Tout aurait pu, oui.
Seulement, ce n'est pas Watson qu'ils avaient trouvé.


Dans la Plaine, plus que dans n'importe quel lieu de l'Esquisse, on était susceptible de vivre des instants inattendus... En effet, Mark ne s'était pas attendu à cela. Personne n'aurait pu s'y attendre. Sauf peut-être Pythagore, qui était déjà hanté par cette perspective depuis bien longtemps. Cela ne l'avait pas empêché de ployer sous le choc.
Tout d'abord, Mark ne réalisa pas. Il voyait ce corps immobile, ce visage froid aux yeux fermés, il reconnaissait et ne reconnaissait pas cet homme. C'était Thalès, et ce n'était pas lui. Thalès n'était pas aussi... Il était... Il était vivant. Il aurait dû être vivant.
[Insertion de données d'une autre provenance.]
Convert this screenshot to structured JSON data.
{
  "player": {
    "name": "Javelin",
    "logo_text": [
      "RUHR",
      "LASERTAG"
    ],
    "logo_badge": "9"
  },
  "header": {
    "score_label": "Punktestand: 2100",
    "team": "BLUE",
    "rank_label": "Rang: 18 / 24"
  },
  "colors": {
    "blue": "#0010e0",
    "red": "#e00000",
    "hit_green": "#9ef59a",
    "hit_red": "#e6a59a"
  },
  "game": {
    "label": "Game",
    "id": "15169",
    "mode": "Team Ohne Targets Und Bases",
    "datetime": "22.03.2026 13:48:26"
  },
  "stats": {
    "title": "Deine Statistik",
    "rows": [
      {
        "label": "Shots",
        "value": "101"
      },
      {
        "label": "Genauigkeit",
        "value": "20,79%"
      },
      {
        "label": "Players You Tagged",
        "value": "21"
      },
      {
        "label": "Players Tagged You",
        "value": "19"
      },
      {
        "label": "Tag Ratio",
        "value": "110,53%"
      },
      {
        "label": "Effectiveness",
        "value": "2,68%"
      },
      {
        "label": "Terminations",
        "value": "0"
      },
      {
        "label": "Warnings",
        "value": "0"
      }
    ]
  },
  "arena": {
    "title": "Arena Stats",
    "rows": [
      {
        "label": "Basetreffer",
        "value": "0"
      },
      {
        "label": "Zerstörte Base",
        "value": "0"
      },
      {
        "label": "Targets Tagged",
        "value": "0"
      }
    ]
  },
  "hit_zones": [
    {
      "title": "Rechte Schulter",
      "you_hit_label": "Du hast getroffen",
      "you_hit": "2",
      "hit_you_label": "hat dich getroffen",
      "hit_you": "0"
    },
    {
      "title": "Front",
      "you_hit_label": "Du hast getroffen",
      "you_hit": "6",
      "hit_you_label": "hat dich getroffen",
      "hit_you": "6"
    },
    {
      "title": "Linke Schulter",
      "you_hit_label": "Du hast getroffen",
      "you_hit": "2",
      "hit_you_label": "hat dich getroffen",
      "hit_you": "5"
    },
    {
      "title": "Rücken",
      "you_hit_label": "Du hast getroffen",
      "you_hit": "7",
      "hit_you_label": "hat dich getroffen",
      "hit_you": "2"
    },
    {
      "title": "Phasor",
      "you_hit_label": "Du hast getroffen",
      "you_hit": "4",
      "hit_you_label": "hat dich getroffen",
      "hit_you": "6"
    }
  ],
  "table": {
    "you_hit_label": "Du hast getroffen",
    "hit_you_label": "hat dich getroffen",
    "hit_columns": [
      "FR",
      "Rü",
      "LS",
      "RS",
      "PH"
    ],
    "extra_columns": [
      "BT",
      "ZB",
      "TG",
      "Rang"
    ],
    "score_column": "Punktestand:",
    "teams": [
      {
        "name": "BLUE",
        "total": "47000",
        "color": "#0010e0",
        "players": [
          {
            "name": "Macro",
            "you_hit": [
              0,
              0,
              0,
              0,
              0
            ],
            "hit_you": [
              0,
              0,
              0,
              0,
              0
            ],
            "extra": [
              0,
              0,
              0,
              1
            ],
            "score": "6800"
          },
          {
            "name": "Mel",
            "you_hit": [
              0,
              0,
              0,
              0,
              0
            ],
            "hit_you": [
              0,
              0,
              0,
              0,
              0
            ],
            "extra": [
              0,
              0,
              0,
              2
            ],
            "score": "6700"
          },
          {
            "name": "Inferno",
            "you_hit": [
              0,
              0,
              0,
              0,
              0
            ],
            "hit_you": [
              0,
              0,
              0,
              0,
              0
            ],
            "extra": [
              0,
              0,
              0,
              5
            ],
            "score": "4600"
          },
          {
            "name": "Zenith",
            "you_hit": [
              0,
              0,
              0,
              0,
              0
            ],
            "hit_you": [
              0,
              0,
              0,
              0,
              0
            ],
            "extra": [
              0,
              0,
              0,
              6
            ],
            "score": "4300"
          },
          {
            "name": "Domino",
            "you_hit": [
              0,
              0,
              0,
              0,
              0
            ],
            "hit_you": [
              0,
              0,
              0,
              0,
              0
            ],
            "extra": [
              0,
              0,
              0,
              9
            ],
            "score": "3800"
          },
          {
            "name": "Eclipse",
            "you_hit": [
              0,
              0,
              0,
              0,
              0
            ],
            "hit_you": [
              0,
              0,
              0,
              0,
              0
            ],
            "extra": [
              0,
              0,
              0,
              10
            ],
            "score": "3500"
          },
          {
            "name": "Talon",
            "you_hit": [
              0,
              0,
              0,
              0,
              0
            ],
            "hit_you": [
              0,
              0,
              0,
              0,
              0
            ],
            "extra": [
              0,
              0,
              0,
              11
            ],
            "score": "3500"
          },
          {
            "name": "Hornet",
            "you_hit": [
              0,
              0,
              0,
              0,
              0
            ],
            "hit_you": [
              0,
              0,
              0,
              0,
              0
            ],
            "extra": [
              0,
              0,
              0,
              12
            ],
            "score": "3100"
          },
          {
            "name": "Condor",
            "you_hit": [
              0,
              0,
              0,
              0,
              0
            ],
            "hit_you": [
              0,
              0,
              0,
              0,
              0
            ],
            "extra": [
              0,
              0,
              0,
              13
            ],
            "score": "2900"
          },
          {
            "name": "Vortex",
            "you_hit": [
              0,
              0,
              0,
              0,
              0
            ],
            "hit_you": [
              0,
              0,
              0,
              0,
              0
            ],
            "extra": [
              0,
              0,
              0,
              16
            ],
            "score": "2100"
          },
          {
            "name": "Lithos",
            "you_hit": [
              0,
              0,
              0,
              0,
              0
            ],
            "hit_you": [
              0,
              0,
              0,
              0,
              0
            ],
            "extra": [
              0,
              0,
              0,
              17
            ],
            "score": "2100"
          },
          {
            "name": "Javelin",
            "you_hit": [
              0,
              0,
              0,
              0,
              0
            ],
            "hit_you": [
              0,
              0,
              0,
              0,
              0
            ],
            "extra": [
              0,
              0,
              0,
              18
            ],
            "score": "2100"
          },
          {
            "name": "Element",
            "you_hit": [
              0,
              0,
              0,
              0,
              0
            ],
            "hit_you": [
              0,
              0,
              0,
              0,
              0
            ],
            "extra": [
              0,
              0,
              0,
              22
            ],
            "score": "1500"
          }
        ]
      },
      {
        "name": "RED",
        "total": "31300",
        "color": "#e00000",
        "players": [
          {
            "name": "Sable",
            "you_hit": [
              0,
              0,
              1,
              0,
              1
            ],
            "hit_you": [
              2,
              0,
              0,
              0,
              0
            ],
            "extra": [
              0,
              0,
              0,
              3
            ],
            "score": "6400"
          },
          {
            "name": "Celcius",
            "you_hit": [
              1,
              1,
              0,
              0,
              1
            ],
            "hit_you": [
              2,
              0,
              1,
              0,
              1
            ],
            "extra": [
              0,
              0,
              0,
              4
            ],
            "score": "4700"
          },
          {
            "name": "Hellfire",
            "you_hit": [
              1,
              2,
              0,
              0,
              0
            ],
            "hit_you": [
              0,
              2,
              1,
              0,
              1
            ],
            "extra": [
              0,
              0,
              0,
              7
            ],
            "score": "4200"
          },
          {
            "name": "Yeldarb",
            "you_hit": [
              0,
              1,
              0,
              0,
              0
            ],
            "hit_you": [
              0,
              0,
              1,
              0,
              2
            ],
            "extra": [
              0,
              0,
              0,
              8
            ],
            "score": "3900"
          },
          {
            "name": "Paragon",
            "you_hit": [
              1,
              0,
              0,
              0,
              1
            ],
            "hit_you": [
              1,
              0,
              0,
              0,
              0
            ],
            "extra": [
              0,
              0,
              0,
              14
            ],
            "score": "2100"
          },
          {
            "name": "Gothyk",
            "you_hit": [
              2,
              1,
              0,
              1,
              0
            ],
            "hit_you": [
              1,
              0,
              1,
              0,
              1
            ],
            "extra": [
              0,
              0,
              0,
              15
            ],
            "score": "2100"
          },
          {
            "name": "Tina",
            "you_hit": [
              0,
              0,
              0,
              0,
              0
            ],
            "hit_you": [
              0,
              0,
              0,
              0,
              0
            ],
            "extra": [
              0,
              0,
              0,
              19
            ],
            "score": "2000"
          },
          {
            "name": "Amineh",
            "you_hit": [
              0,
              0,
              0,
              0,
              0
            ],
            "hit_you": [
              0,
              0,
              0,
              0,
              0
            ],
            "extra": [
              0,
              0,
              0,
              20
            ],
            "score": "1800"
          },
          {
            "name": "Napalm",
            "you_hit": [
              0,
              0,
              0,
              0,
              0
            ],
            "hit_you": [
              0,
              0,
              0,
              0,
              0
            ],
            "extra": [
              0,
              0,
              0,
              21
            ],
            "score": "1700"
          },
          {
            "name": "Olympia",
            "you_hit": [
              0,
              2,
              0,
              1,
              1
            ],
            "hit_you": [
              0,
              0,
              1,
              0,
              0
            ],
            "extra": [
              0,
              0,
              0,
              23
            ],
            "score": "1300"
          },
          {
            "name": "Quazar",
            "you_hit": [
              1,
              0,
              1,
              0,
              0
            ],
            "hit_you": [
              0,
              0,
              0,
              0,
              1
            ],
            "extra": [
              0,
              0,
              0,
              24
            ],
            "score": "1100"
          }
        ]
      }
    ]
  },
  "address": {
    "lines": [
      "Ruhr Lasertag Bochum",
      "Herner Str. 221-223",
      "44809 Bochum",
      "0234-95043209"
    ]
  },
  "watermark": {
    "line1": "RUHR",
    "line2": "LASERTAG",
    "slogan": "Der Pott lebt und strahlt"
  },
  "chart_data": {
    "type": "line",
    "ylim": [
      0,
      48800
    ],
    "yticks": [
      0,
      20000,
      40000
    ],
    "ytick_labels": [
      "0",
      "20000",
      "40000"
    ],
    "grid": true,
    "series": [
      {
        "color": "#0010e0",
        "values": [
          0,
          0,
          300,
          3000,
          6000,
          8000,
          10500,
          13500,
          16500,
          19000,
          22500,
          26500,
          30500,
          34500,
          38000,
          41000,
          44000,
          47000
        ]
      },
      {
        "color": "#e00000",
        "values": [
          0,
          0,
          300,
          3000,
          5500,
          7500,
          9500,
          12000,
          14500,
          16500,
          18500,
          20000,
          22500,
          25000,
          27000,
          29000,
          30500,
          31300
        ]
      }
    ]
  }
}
Mark ne l'avait jamais vu que vivant, comment aurait-il pu le reconnaître mort ? Mais lorsque Pythagore tomba à genoux devant le corps sans vie de son frère, Mark sentit son cœur tomber au fond, tout au fond du gouffre.
Comment aurait-il réagi ? Comment aurait-il survécu ? Si Ervin, et non Thalès, s'était trouvé là, comme une marionnette aux fils coupés ? La simple pensée lui inspira une bouffée de peur incontrôlable. Il eut soudain l'impression absurde qu'Ervin était peut-être en danger, en ce moment, qu'il allait le retrouver, lui aussi, allongé au sol, comme endormi, avec la peau beaucoup trop froide. Il eut soudain l'envie irrépressible de courir vers la ville, de rentrer au Manoir, juste pour vérifier que son frère était toujours lui-même, qu'il n'était pas devenu une poupée de cire insupportablement immobile. Et cette simple pensée, cette simple idée, cette simple envie, faillirent l'emporter dans un flots de pensées et de peurs aussi irrationnelles qu'incontrôlables.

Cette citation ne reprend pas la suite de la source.